When working with datasets in Pandas, you often encounter situations where you need to change the data type assigned to a column. This might be necessary for various reasons, such as performing calculations or ensuring proper data manipulation. Understanding how to correctly change data types can save you from unexpected errors and streamline your data analysis process.

Why Change Data Types?

Let's start with a common scenario: you've created a new column called AreaValues by splitting an existing column that had an object data type. Because the original column was of object type, Pandas assigns the new column the same data type. However, if you want to perform any numerical calculations with AreaValues, you need to convert it to a numeric type. Without this conversion, Pandas will treat it as text, leading to errors or incorrect results.

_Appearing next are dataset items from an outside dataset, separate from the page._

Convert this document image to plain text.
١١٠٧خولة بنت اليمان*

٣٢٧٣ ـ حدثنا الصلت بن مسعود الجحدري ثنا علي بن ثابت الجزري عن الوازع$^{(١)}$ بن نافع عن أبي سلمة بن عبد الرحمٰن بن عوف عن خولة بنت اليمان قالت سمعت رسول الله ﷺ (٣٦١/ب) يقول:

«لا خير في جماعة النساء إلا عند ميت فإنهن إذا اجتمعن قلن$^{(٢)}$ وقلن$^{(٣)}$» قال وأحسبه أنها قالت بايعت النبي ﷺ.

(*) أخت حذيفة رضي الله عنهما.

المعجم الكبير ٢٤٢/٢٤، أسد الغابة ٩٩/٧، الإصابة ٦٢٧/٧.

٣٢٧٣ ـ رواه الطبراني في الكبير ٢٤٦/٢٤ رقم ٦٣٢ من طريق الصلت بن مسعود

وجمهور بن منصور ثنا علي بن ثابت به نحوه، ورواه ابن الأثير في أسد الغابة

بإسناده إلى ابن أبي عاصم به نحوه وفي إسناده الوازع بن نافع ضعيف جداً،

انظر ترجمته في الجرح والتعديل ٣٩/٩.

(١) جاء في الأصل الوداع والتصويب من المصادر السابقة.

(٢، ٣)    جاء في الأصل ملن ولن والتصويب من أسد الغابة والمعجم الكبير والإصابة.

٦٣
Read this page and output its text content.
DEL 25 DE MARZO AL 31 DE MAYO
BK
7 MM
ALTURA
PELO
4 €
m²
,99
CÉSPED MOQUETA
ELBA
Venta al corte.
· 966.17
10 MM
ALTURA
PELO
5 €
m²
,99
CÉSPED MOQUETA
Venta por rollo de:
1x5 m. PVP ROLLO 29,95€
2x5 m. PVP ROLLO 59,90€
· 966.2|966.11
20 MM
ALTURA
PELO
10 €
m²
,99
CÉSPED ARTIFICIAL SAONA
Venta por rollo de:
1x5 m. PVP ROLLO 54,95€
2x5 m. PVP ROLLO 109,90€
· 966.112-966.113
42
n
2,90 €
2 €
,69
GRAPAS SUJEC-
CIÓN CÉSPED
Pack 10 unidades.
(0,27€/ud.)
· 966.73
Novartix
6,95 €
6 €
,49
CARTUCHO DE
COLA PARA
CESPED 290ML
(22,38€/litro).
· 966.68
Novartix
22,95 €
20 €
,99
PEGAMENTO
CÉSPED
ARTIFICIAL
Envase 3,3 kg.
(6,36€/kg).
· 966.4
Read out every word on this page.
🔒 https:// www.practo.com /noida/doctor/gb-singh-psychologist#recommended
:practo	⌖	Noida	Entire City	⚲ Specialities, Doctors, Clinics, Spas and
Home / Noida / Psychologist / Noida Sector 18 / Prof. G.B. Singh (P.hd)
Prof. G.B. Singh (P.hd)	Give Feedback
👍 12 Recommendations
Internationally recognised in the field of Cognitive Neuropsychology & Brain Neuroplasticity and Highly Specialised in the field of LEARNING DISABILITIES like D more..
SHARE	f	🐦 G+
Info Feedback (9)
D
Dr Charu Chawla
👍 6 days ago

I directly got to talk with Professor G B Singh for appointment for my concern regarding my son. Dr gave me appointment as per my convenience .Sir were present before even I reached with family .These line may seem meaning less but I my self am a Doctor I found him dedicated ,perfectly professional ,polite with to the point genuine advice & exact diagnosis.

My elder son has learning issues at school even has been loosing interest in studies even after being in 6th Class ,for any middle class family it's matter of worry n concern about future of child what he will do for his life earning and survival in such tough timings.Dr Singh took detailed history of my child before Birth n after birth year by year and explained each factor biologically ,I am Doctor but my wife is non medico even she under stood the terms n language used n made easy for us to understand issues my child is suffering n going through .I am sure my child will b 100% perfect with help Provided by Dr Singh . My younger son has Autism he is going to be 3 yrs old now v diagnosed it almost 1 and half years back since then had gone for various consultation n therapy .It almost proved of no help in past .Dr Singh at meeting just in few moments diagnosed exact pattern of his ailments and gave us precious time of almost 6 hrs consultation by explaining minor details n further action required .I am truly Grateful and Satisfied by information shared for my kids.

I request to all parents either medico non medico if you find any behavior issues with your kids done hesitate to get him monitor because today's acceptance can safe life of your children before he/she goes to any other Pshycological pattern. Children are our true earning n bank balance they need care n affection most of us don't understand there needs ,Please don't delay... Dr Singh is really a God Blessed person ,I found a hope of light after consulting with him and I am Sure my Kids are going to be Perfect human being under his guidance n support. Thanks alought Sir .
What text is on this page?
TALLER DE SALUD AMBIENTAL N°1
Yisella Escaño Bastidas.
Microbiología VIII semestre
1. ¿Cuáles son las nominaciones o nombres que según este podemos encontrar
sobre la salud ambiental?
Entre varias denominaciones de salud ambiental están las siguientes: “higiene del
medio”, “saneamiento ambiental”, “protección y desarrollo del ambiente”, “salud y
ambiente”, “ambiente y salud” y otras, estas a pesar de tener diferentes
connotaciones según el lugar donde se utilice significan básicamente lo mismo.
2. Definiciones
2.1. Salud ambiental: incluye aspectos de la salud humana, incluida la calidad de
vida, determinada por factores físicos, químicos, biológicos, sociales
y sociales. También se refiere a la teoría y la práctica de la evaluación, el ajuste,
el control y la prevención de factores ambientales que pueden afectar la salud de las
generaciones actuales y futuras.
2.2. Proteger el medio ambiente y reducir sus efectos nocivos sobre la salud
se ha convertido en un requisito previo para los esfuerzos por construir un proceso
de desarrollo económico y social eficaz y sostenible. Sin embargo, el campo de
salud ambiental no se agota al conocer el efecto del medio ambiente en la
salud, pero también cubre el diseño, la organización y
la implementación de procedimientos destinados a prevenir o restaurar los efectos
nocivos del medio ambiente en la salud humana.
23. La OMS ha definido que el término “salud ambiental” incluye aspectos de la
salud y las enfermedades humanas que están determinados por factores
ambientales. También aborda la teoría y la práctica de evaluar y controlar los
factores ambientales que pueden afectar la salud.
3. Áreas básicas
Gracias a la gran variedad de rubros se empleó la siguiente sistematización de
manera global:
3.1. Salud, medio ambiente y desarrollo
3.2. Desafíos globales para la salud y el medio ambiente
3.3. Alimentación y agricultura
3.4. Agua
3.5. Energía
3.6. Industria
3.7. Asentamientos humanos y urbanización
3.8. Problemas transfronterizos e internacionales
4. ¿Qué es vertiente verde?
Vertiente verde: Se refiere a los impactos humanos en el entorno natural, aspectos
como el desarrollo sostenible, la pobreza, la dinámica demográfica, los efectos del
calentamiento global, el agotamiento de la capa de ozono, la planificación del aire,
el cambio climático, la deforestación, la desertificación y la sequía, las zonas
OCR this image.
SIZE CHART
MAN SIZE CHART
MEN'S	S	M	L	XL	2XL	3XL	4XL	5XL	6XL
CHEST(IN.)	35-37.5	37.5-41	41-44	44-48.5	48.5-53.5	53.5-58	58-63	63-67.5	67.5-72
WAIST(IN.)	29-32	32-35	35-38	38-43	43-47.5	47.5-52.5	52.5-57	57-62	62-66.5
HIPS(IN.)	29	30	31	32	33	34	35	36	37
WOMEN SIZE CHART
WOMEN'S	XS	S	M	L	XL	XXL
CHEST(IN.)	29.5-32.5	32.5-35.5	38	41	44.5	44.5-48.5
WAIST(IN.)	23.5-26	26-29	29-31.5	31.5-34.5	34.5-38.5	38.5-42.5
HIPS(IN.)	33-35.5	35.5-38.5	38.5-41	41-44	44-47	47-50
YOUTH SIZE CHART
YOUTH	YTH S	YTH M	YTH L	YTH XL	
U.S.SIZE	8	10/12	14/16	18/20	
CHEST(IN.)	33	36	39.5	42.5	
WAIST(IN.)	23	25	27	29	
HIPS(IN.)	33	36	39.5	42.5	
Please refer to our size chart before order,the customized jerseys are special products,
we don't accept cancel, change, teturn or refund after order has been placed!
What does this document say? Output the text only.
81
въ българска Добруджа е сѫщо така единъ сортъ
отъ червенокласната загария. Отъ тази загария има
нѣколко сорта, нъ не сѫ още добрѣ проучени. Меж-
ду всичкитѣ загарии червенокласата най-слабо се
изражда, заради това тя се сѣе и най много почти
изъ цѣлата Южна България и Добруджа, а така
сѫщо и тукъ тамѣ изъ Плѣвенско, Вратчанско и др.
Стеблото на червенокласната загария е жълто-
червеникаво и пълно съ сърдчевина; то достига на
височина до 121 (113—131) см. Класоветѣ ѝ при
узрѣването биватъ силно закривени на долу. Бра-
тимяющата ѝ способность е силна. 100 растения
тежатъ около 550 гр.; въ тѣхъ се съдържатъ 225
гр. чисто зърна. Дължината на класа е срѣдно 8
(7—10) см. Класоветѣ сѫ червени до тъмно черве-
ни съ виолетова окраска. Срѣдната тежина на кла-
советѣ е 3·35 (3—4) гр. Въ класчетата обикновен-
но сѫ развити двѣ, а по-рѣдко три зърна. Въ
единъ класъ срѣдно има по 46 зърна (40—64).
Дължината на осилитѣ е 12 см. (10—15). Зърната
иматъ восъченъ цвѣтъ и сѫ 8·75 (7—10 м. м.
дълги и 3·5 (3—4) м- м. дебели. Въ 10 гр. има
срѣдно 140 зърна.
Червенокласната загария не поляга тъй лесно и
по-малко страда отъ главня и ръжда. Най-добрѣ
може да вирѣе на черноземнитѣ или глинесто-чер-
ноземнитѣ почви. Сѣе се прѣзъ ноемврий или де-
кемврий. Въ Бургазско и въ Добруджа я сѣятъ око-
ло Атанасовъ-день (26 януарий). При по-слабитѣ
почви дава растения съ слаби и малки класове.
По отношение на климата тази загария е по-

To change the data type of a column in Pandas, you use the .astype() method. Here’s the syntax:

python
df['Column'] = df['Column'].astype('type')
  • df is your DataFrame.
  • Column is the name of the column you want to change.
  • .astype() is the method used to change the data type.
  • type is the specific data type you want to convert your column to.

Types You Can Convert To

Pandas supports various data types that you can convert your columns to. Here are some common data types you might encounter:

  • float64: For decimal numbers.
  • int64: For integers.
  • object: For objects or text.
  • category: For categorical data.

Example

Imagine you have a column AreaValues initially created as an object type. To convert it to a numeric type, you would do the following:

python
df['AreaValues'] = df['AreaValues'].astype('float64')

Handling Missing Values

One important consideration is how missing values (NaNs) are handled. NaNs can be present in your dataset and are represented as float64. This means that if you have a column with missing values, converting it to an integer type (int64) directly is not possible because integers cannot represent NaNs.

For instance, if you have a column Visitors2019 with some missing values, converting it from float64 to int64 will raise an error. You need to handle the NaNs first, either by filling them with a specific value or by removing them, depending on your data handling strategy.

Conclusion

Changing data types in Pandas is a powerful tool that ensures your data is in the correct format for analysis. By using the .astype() method, you can seamlessly convert columns to the desired data types, making your calculations and data manipulations more efficient and error-free. Always remember to handle missing values appropriately to avoid conversion issues, and keep your dataset clean and ready for analysis.